Global project seeks to map all cell types as resource to aid health and reduce disease

Casey Greene, PhD, an assistant professor of Systems Pharmacology and Translational Therapeutics in the Perelman School of Medicine at the University of Pennsylvania, has been awarded funding from the Chan Zuckerberg Initiative, an advised fund of Silicon Valley Community Foundation. The Initiative was created by Facebook founder Mark Zuckerberg and his wife, Priscilla Chan, MD, a pediatrician.

This award will support Greene's work on the Human Cell Atlas, a global effort to map every type of cell in the human body as a resource for investigating health and disease. The Initiative's broad focus includes an emphasis on science through basic biomedical research and education through personalized learning. 

Greene's research interests include bioinformatics, computational biology, data integration, machine learning, and systems genomics. The new funding is focused on developing open, shared supercomputational tools and algorithms. As one of 85 one-year awards to researchers worldwide, he will deploy a powerful, "unsupervised" machine-learning algorithm called a variational auto-encoder, which learns to identify and summarize patterns in large data sets without being instructed what features to look for. Previously, researchers applied a similar method to randomly selected YouTube images and the tool learned to recognize major recurring features of those images, including cats.
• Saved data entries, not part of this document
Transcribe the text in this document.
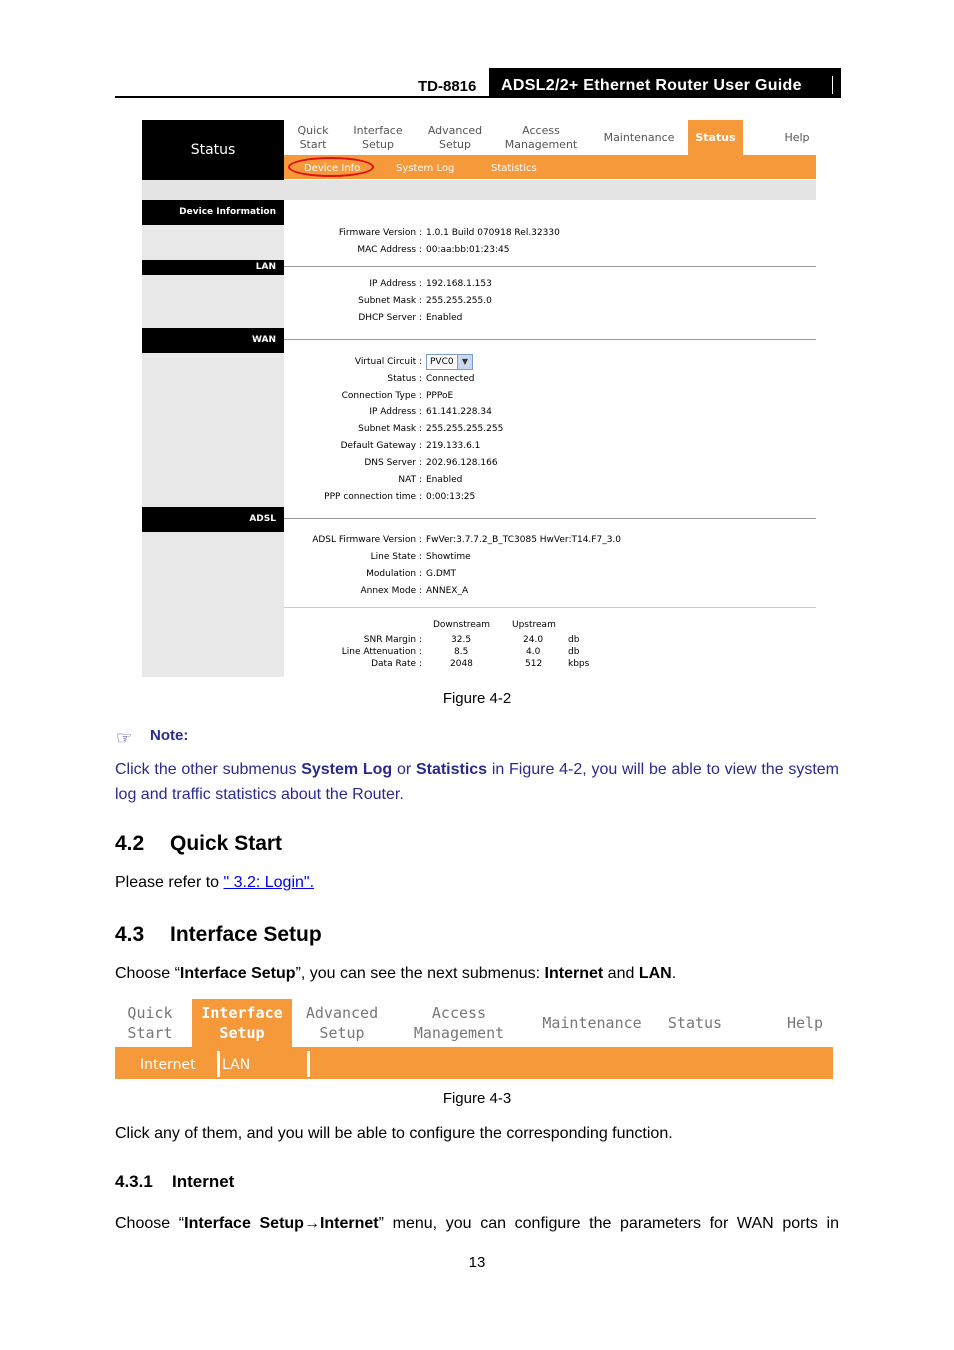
TD-8816	ADSL2/2+ Ethernet Router User Guide
Status
Quick
Start
Interface
Setup
Advanced
Setup
Access
Management
Maintenance	Status	Help
Device Info	System Log	Statistics
Device Information
LAN
WAN
ADSL
Firmware Version : 1.0.1 Build 070918 Rel.32330
MAC Address : 00:aa:bb:01:23:45
IP Address : 192.168.1.153
Subnet Mask : 255.255.255.0
DHCP Server : Enabled
Virtual Circuit : PVC0	▼
Status : Connected
Connection Type : PPPoE
IP Address : 61.141.228.34
Subnet Mask : 255.255.255.255
Default Gateway : 219.133.6.1
DNS Server : 202.96.128.166
NAT : Enabled
PPP connection time : 0:00:13:25
ADSL Firmware Version : FwVer:3.7.7.2_B_TC3085 HwVer:T14.F7_3.0
Line State : Showtime
Modulation : G.DMT
Annex Mode : ANNEX_A
Downstream Upstream
SNR Margin :	32.5	24.0	db
Line Attenuation :	8.5	4.0	db
Data Rate :	2048	512	kbps
Figure 4-2
☞ Note:
Click the other submenus System Log or Statistics in Figure 4-2, you will be able to view the system log and traffic statistics about the Router.
4.2 Quick Start
Please refer to " 3.2: Login".
4.3 Interface Setup
Choose “Interface Setup”, you can see the next submenus: Internet and LAN.
Quick
Start
Interface
Setup
Advanced
Setup
Access
Management
Maintenance	Status	Help
Internet LAN
Figure 4-3
Click any of them, and you will be able to configure the corresponding function.
4.3.1 Internet
Choose “Interface Setup→Internet” menu, you can configure the parameters for WAN ports in
13
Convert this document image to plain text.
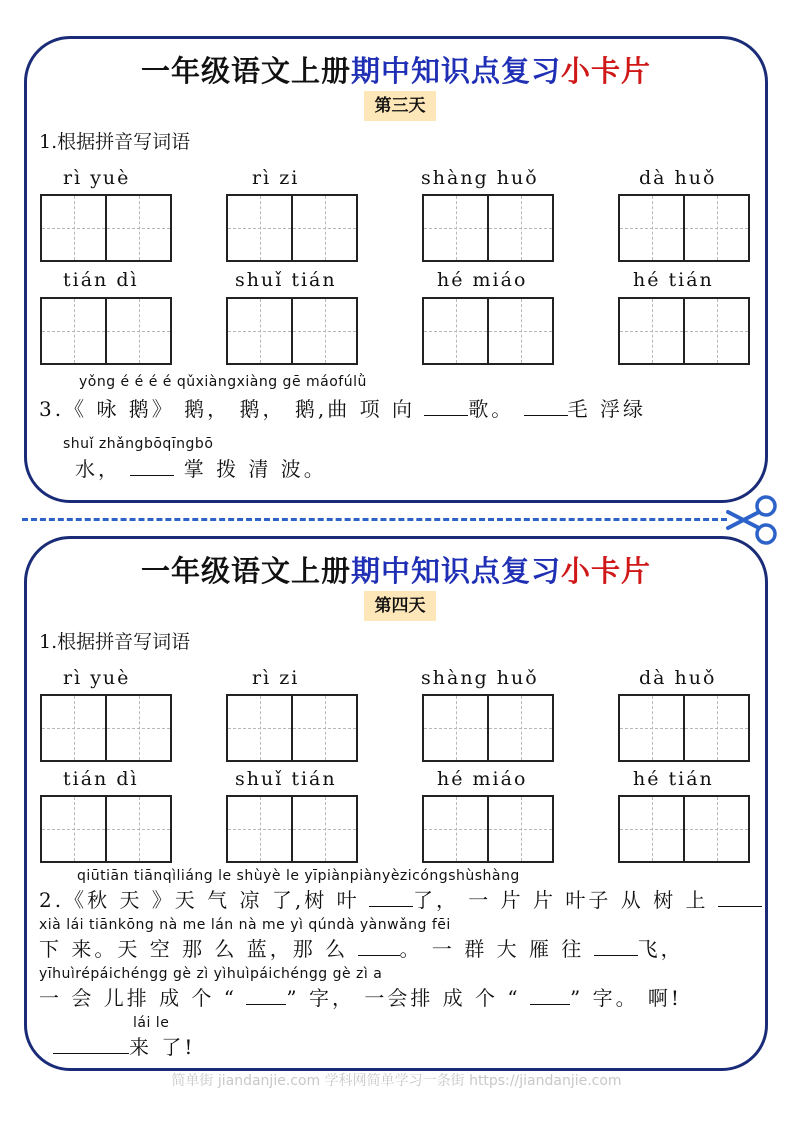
一年级语文上册期中知识点复习小卡片
第三天
1.根据拼音写词语
rì yuè	rì zi	shàng huǒ	dà huǒ
tián dì	shuǐ tián	hé miáo	hé tián
yǒng é é é é qǔxiàngxiàng gē máofúlǜ
3.《 咏 鹅》 鹅， 鹅， 鹅,曲 项 向	歌。	毛 浮绿
shuǐ zhǎngbōqīngbō
水，	掌 拨 清 波。
一年级语文上册期中知识点复习小卡片
第四天
1.根据拼音写词语
rì yuè	rì zi	shàng huǒ	dà huǒ
tián dì	shuǐ tián	hé miáo	hé tián
qiūtiān tiānqìliáng le shùyè le yīpiànpiànyèzicóngshùshàng
2.《秋 天 》天 气 凉 了,树 叶	了， 一 片 片 叶子 从 树 上
xià lái tiānkōng nà me lán nà me yì qúndà yànwǎng fēi
下 来。天 空 那 么 蓝，那 么	。 一 群 大 雁 往	飞，
yīhuìrépáichéngg gè zì yìhuìpáichéngg gè zì a
一 会 儿排 成 个 “ ” 字， 一会排 成 个 “ ” 字。 啊!
lái le
来 了!
简单街 jiandanjie.com 学科网简单学习一条街 https://jiandanjie.com
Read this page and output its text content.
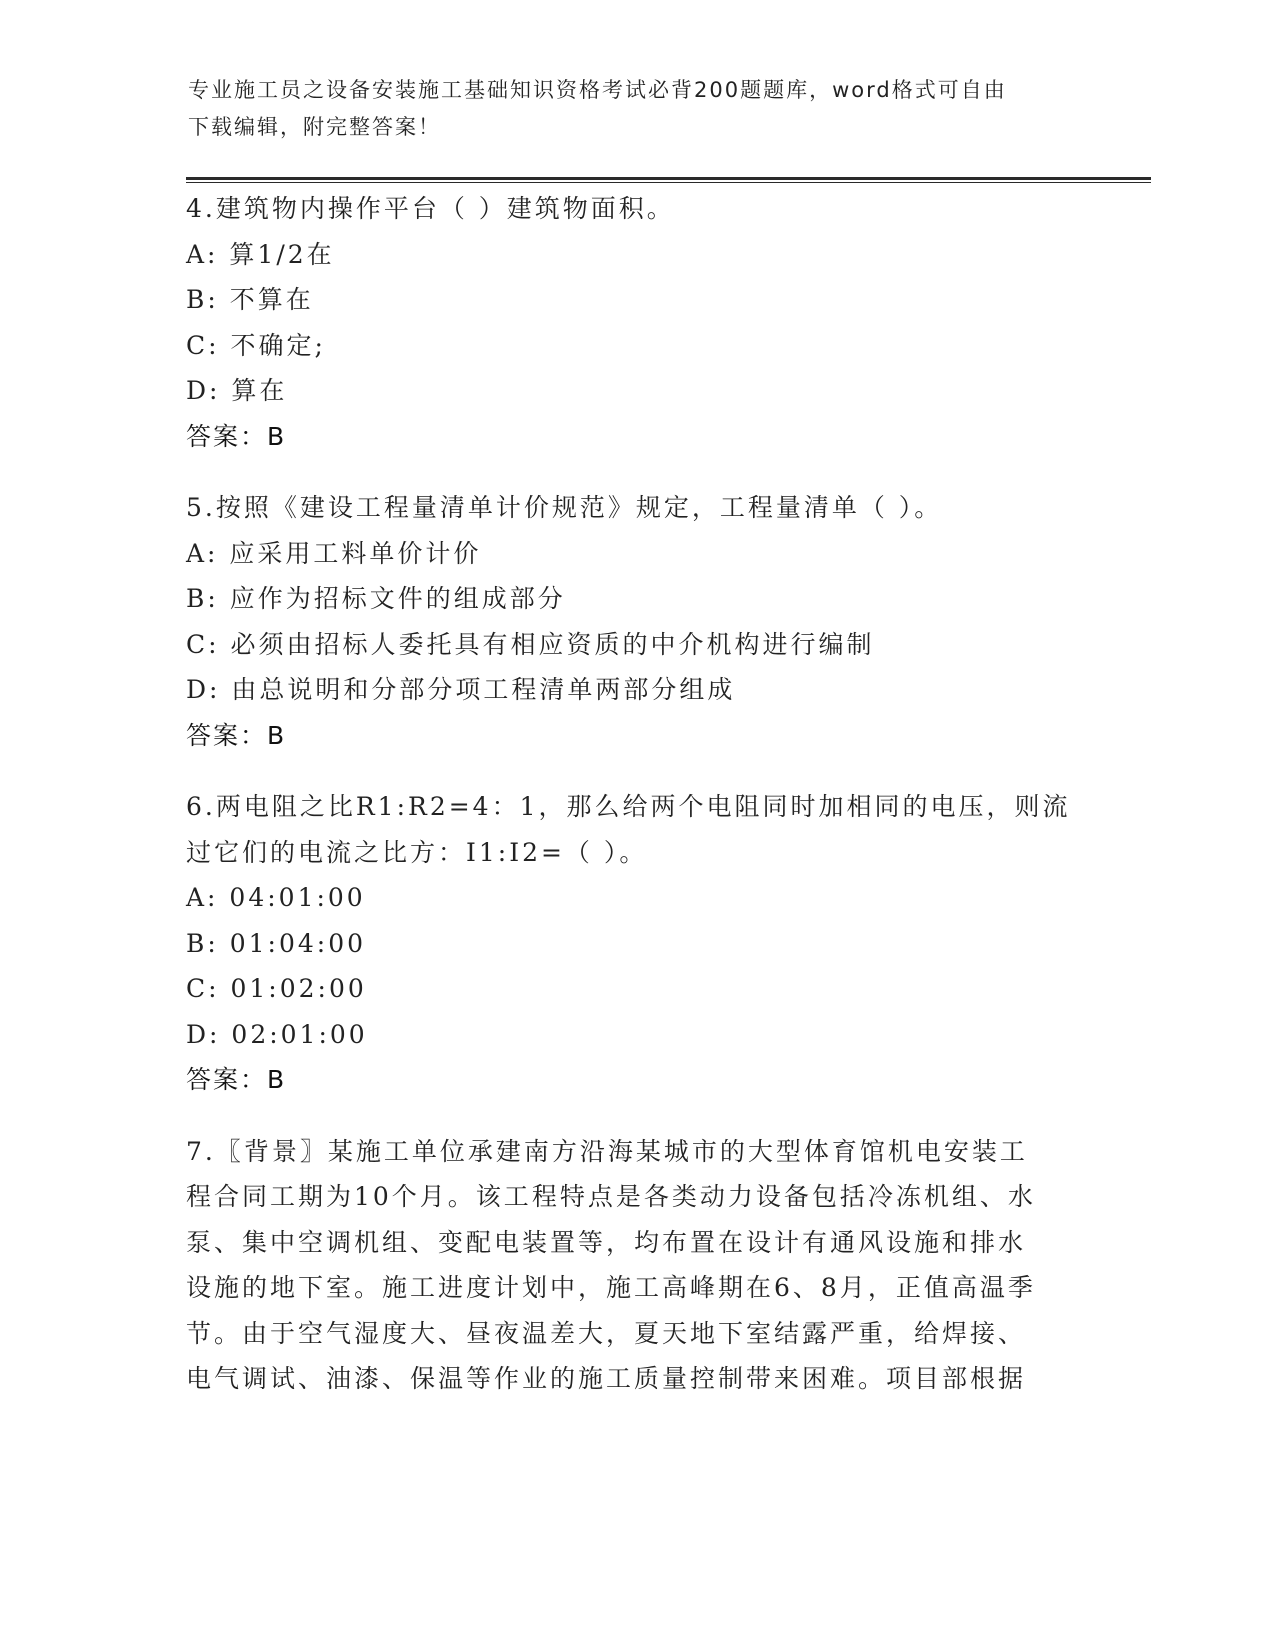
专业施工员之设备安装施工基础知识资格考试必背200题题库，word格式可自由
下载编辑，附完整答案！
4.建筑物内操作平台（ ）建筑物面积。
A: 算1/2在
B: 不算在
C: 不确定;
D: 算在
答案：B
5.按照《建设工程量清单计价规范》规定，工程量清单（ ）。
A: 应采用工料单价计价
B: 应作为招标文件的组成部分
C: 必须由招标人委托具有相应资质的中介机构进行编制
D: 由总说明和分部分项工程清单两部分组成
答案：B
6.两电阻之比R1:R2=4：1，那么给两个电阻同时加相同的电压，则流
过它们的电流之比方：I1:I2=（ ）。
A: 04:01:00
B: 01:04:00
C: 01:02:00
D: 02:01:00
答案：B
7.〖背景〗某施工单位承建南方沿海某城市的大型体育馆机电安装工
程合同工期为10个月。该工程特点是各类动力设备包括冷冻机组、水
泵、集中空调机组、变配电装置等，均布置在设计有通风设施和排水
设施的地下室。施工进度计划中，施工高峰期在6、8月，正值高温季
节。由于空气湿度大、昼夜温差大，夏天地下室结露严重，给焊接、
电气调试、油漆、保温等作业的施工质量控制带来困难。项目部根据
Modeled on how the human brain and nervous system operate, Greene's aim is to simulate, predict, and catalogue what happens to each cell type contained in the Human Cell Atlas under various scenarios: for example, how a given cell behaves in the context of a specific disease, after a person with that disease is treated with a drug, or how the cell changes during aging. The resulting information will be invaluable in better explaining how biological systems function at the cellular and organism levels, enabling researchers to eventually predict how the expression of every known gene might change under various conditions. This endeavor is vital for providing new treatments for patients and conducting life-saving research.

Previously, Greene and colleagues applied a denoising auto-encoder to genomic data for the first time to analyze how large data sets of genes in bacteria, in this case a notorious pathogen, are expressed under various conditions. He also published the first demonstration of denoising autoencoders in a biological context: an analysis of breast cancer biopsies.

In the spirit of open, collaborative development, researchers funded under the Chan Zuckerberg Initiative will work together and share findings and results to evaluate the strengths of different approaches.